The 26-year-old is clearly held in high regard by those who know. Vice-captain of Western Australia, he also filled in as captain of the Perth Scorchers while Mitchell Marsh was unavailable. Despite the Scorchers claiming the wooden spoon in BBL08, Turner impressed as their leading runscorer, and seventh overall in the competition, despite a disappointing second half of the competition where he managed double figures just once in six matches.

It was when batting at the death that Turner really made his name. Over the last two seasons of the BBL, Turner has not only scored more runs than any other player in overs 15-20, but he also has the best strike rate in that phase of the innings as well. It’s why, when he walked to the crease this morning with 130 runs required off 83 balls, he was the perfect man for the job.

Ashton Turner

Having made his international T20 debut in 2017, Turner played his first ODI against India last week, with coach Justin Langer comparing him favourably with some greats of the past.

“I remember when Mike Hussey came into Australian cricket, the thing that almost got him a shot in the one-day side was his running between his wickets,” Langer said.

“That might sound like the dumbest thing you've ever heard but you watch Ashton Turner, the way he runs between wickets is unbelievable.

“He's such a great athlete, it puts so much pressure (on the opposition).

“One of the hallmarks of great Australian teams, you think about Dean Jones and Michael Bevan and Michael Hussey, is the running between (wickets).

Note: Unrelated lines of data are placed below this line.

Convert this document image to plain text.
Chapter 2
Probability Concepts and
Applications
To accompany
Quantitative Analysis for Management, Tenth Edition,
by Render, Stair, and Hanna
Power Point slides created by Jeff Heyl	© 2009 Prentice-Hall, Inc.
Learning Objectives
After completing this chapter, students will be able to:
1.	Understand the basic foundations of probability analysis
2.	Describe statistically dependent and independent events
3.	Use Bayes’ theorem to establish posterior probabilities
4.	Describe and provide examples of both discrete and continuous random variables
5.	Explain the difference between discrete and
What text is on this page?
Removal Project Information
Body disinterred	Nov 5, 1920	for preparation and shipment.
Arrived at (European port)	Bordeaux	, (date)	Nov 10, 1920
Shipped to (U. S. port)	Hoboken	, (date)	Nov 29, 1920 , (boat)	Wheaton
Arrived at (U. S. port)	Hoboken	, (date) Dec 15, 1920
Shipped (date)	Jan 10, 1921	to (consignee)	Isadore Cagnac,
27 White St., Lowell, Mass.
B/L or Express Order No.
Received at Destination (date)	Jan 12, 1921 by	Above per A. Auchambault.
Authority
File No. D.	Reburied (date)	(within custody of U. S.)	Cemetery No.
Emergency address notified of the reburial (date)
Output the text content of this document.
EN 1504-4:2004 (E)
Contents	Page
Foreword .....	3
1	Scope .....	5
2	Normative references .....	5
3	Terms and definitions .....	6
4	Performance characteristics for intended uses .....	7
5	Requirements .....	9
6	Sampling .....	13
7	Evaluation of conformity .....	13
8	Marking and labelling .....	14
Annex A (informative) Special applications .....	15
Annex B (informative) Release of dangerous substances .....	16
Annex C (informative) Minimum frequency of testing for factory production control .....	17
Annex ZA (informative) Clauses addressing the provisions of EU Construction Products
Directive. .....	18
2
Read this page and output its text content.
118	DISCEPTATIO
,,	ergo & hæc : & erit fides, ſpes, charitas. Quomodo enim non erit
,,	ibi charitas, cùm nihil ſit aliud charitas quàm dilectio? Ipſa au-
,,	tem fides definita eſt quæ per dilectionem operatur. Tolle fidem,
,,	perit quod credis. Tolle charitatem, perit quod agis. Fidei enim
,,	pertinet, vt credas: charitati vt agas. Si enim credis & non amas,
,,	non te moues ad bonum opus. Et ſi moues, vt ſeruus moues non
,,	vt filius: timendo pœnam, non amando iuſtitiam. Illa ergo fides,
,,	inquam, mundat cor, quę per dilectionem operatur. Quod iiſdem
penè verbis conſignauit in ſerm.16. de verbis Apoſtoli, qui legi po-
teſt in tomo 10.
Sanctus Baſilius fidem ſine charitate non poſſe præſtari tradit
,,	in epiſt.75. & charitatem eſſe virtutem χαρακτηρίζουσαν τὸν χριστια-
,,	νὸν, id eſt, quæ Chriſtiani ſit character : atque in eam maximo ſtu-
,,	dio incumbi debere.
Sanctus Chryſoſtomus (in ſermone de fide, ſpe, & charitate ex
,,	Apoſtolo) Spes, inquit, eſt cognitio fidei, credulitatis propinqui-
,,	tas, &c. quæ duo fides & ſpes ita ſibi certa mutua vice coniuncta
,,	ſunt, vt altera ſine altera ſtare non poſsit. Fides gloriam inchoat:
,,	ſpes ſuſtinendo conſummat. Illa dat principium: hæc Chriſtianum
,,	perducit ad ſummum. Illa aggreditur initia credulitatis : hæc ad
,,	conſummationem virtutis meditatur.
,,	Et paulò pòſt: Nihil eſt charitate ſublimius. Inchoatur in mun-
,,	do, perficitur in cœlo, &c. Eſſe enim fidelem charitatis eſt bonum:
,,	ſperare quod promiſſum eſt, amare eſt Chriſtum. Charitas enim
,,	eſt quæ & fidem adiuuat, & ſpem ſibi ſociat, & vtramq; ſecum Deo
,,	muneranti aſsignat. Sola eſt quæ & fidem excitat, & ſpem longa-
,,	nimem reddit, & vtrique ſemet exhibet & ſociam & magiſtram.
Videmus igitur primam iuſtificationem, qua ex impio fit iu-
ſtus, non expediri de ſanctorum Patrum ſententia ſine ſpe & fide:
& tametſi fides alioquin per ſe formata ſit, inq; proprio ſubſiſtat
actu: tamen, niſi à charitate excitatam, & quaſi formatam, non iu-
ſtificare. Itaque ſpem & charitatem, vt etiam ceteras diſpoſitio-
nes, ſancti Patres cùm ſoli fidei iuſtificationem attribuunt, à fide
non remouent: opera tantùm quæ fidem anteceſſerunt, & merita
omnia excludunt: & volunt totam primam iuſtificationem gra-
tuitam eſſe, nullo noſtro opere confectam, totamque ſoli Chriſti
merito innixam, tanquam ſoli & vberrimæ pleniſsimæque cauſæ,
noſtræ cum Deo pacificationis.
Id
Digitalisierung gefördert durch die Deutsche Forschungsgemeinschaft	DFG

“It's a basic (skill) but we've also been talking about getting players who can finish off innings and he's shown that in what we can go off in Big Bash cricket, he's in great form.

“You see the way he finishes off an innings that he's a good thinker of the game like most of the great finishers and a really good leader, good person around the group.”

Turner’s innings, along with a century from Peter Handscomb, and 91 from Usman Khawaja, creates something of a nice headache for selectors. With Aaron Finch, Shaun Marsh, Glenn Maxwell and Marcus Stoinis expected to be in the World Cup squad, as well as the returning David Warner and Steve Smith, all of a sudden there’s three players winning matches for Australia and pressing for spots.

Nobody needs reminding that winning matches has been something of a challenge for Australia in the 50-over format. Having won four of their last 26 matches, the side has now managed consecutive victories overseas for the first time since September 2016.

On Friday, chairman of selectors Trevor Hohns indicated he had “18 or 19 names” in his head for the World Cup, with the squad to be named by late-April.

Turner is presumably on that list. Another innings like we saw in Mohali, and he might just graduate from an Under-19s World Cup to the real thing later this year.